I was also a bit dismayed to see that some of my favorite countries score lower on a likelihood-of-democracy score than I would like.

What could explain why? Well, the one thing that we depend on in such exercises is an unbiased (or at least “randomly” biased) source of text. And it could be that there are features of countries that lead sources to discuss them differently. Let’s take an example: the killing of an unarmed black man by a police officer will almost certainly not affect the way that Freedom House discusses the United States. However, a police killing of an unarmed man in a country like Indonesia may affect the way that Freedom House discusses Indonesia. Same with violence against Sikhs in the U.S. versus violence against Christians, Ahmadis, and Shia in Indonesia. The list goes on.

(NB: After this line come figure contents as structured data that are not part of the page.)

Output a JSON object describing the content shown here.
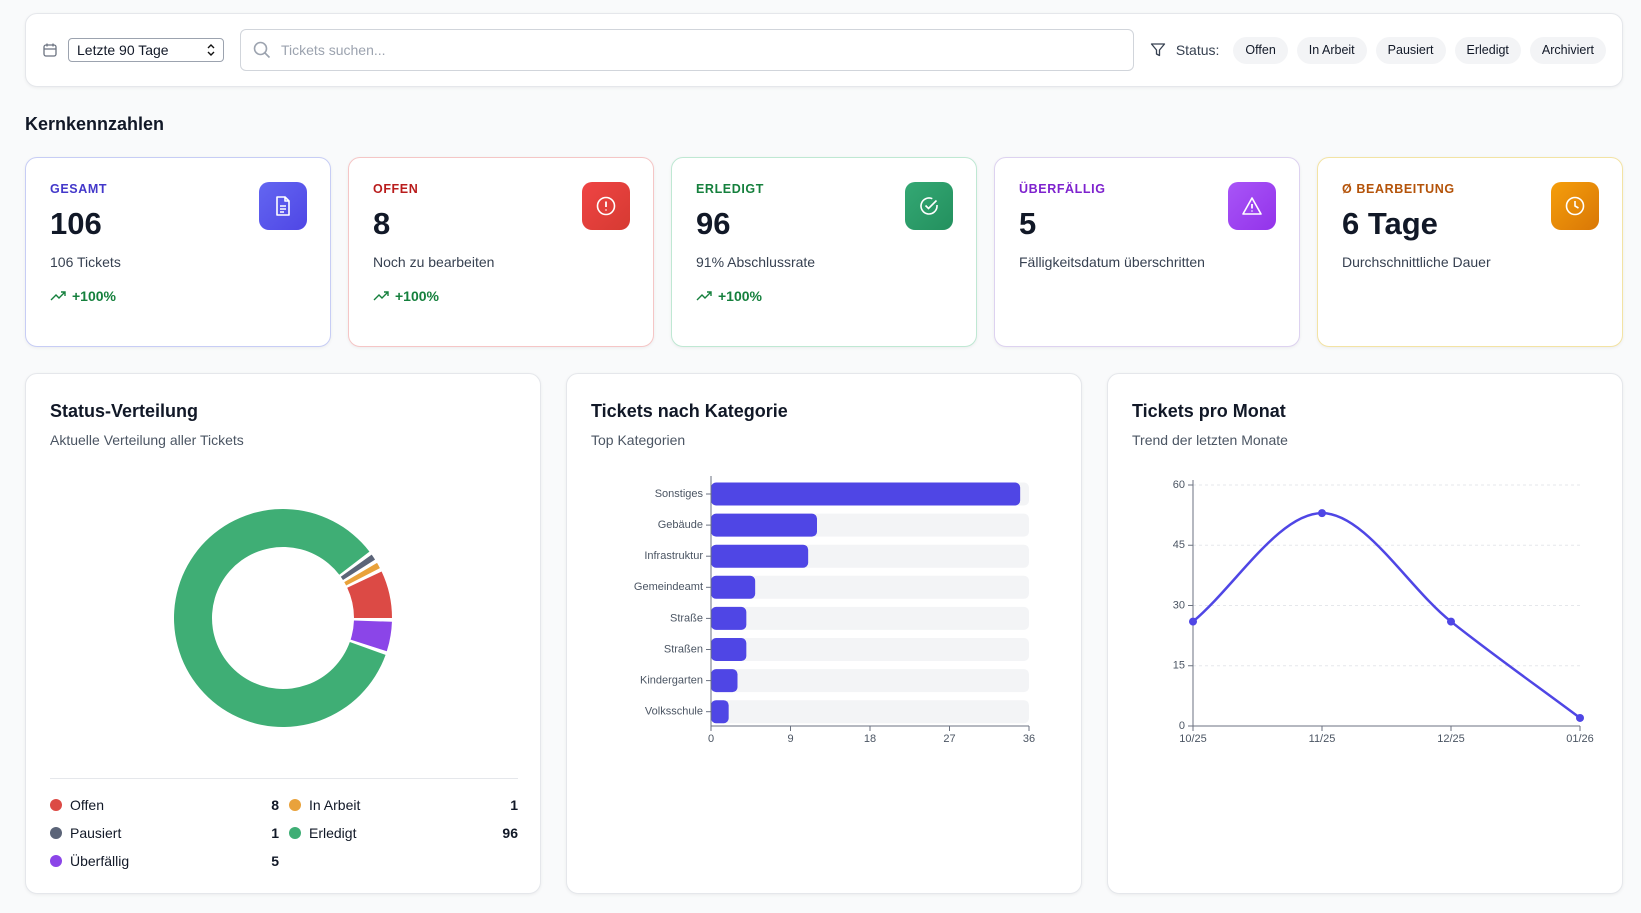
{
  "toolbar": {
    "date_range": "Letzte 90 Tage",
    "search_placeholder": "Tickets suchen...",
    "status_label": "Status:",
    "status_filters": [
      "Offen",
      "In Arbeit",
      "Pausiert",
      "Erledigt",
      "Archiviert"
    ]
  },
  "section_title": "Kernkennzahlen",
  "kpis": [
    {
      "label": "GESAMT",
      "value": "106",
      "subtitle": "106 Tickets",
      "trend": "+100%"
    },
    {
      "label": "OFFEN",
      "value": "8",
      "subtitle": "Noch zu bearbeiten",
      "trend": "+100%"
    },
    {
      "label": "ERLEDIGT",
      "value": "96",
      "subtitle": "91% Abschlussrate",
      "trend": "+100%"
    },
    {
      "label": "ÜBERFÄLLIG",
      "value": "5",
      "subtitle": "Fälligkeitsdatum überschritten"
    },
    {
      "label": "Ø BEARBEITUNG",
      "value": "6 Tage",
      "subtitle": "Durchschnittliche Dauer"
    }
  ],
  "chart_data": [
    {
      "type": "pie",
      "donut": true,
      "title": "Status-Verteilung",
      "subtitle": "Aktuelle Verteilung aller Tickets",
      "categories": [
        "Offen",
        "In Arbeit",
        "Pausiert",
        "Erledigt",
        "Überfällig"
      ],
      "values": [
        8,
        1,
        1,
        96,
        5
      ],
      "colors": [
        "#dc4a45",
        "#e9a23b",
        "#5b6478",
        "#3fae75",
        "#8b45e8"
      ]
    },
    {
      "type": "bar",
      "orientation": "horizontal",
      "title": "Tickets nach Kategorie",
      "subtitle": "Top Kategorien",
      "categories": [
        "Sonstiges",
        "Gebäude",
        "Infrastruktur",
        "Gemeindeamt",
        "Straße",
        "Straßen",
        "Kindergarten",
        "Volksschule"
      ],
      "values": [
        35,
        12,
        11,
        5,
        4,
        4,
        3,
        2
      ],
      "color": "#4f46e5",
      "xlim": [
        0,
        36
      ],
      "xticks": [
        0,
        9,
        18,
        27,
        36
      ]
    },
    {
      "type": "line",
      "title": "Tickets pro Monat",
      "subtitle": "Trend der letzten Monate",
      "categories": [
        "10/25",
        "11/25",
        "12/25",
        "01/26"
      ],
      "values": [
        26,
        53,
        26,
        2
      ],
      "color": "#4f46e5",
      "ylim": [
        0,
        60
      ],
      "yticks": [
        0,
        15,
        30,
        45,
        60
      ],
      "grid": true
    }
  ]
}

Now, this need not undermine the exercise. My guess is one could model the differences in the way that the underlying texts represent political conditions in the countries that they cover using a rich set of observables. If we hypothesize that the sources talk about rich countries differently, they talk about Muslim countries differently, and they talk about countries with histories of authoritarianism differently (so that the authoritarian histories have “slow decays”), then perhaps that could be used as input to the classification algorithm. I don’t have access to the Ulfelder, Schrodt, and Ward paper, but I wonder if they’ve explored such issues.
One thing is for sure: I wish I could raise these questions myself at their presentation. Unfortunately, I am a discussant on a panel at the same time, at the always popular 8AM slot. So, I look forward to reading more.